The Sunken City of Ouroboros
The jungle gave way to a coastline of black sand and jagged, volcanic rock. The air was thick with the scent of salt and decay, and the sky was a perpetual bruised purple, a permanent twilight that seemed to bleed into the sea. And there, in the distance, half-submerged in the churning, grey water, was the Sunken City of Ouroboros.
It was a city of impossible architecture, of spiraling towers that defied gravity and sprawling plazas that were now home to strange, bioluminescent corals. The buildings were encrusted with barnacles and draped in seaweed, but even in its ruin, the city possessed a breathtaking, tragic beauty.
A single, narrow causeway, slick with sea spray and time, connected the city to the mainland.
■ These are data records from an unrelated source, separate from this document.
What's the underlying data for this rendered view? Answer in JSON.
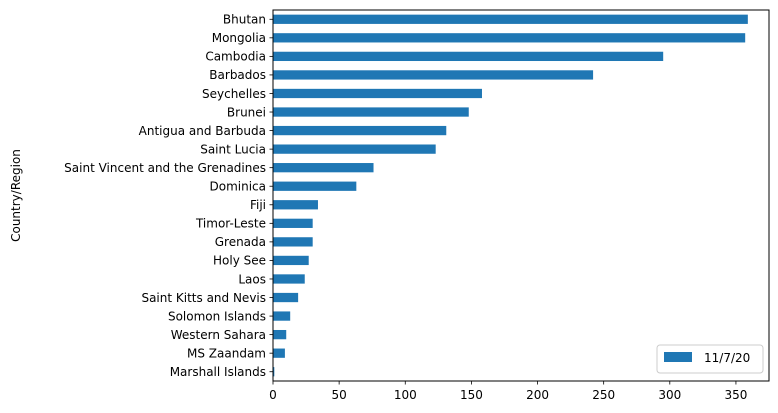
{
  "chart_data": {
    "type": "bar",
    "orientation": "horizontal",
    "title": "",
    "xlabel": "",
    "ylabel": "Country/Region",
    "categories": [
      "Bhutan",
      "Mongolia",
      "Cambodia",
      "Barbados",
      "Seychelles",
      "Brunei",
      "Antigua and Barbuda",
      "Saint Lucia",
      "Saint Vincent and the Grenadines",
      "Dominica",
      "Fiji",
      "Timor-Leste",
      "Grenada",
      "Holy See",
      "Laos",
      "Saint Kitts and Nevis",
      "Solomon Islands",
      "Western Sahara",
      "MS Zaandam",
      "Marshall Islands"
    ],
    "series": [
      {
        "name": "11/7/20",
        "color": "#1f77b4",
        "values": [
          359,
          357,
          295,
          242,
          158,
          148,
          131,
          123,
          76,
          63,
          34,
          30,
          30,
          27,
          24,
          19,
          13,
          10,
          9,
          1
        ]
      }
    ],
    "xlim": [
      0,
      375
    ],
    "xticks": [
      0,
      50,
      100,
      150,
      200,
      250,
      300,
      350
    ],
    "grid": false,
    "legend_position": "lower-right"
  }
}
It was a treacherous path, a bridge between the world of the living and the world of the drowned.
“So this is it,” Silas said, his voice a low murmur, his hand, as always, on the hilt of his sword. “The city of pride.”
“And sorrow,” Elara added, her gaze fixed on the spectral glow that pulsed from the city’s heart, a faint, rhythmic light that was all but invisible in the gloom. “The third node is in there, somewhere.”
As they stepped onto the causeway, a low, mournful chorus rose from the city, the blended voices of a thousand grieving spirits, a symphony of sorrow that was carried on the wind. The air grew cold, and the spectral forms of the city’s former inhabitants flickered in the twilight, their translucent figures drifting through the ruined streets, forever trapped in the last moments of their lives.
“They are not hostile,” Elara said, her voice a mixture of pity and resolve. “They are trapped. And the key to their release is the same as the key to our success. We must reawaken the light.”
They made their way across the causeway, the waves crashing against the rocks below, the mournful cries of the spirits a constant, chilling accompaniment to their journey. The city loomed before them, a monument to a forgotten age, a tomb of lost souls.
But as they drew closer, Elara noticed something that was not on any of the alchemist’s maps, something that did not belong in this city of the dead. A single, flickering light, a warm, yellow glow that emanated from a window in one of the highest towers.
It was a candle flame.
Someone, or something, was alive in the Sunken City of Ouroboros. And as they set foot in the city’s deserted streets, they both knew, with a certainty that was as cold and sharp as the sea spray on their faces, that they were not just entering a city of ghosts, but a trap. The shadow was here. And it was waiting for them. The game was afoot. The final confrontation was at hand. The fate of the world would be decided in the heart of this drowned city.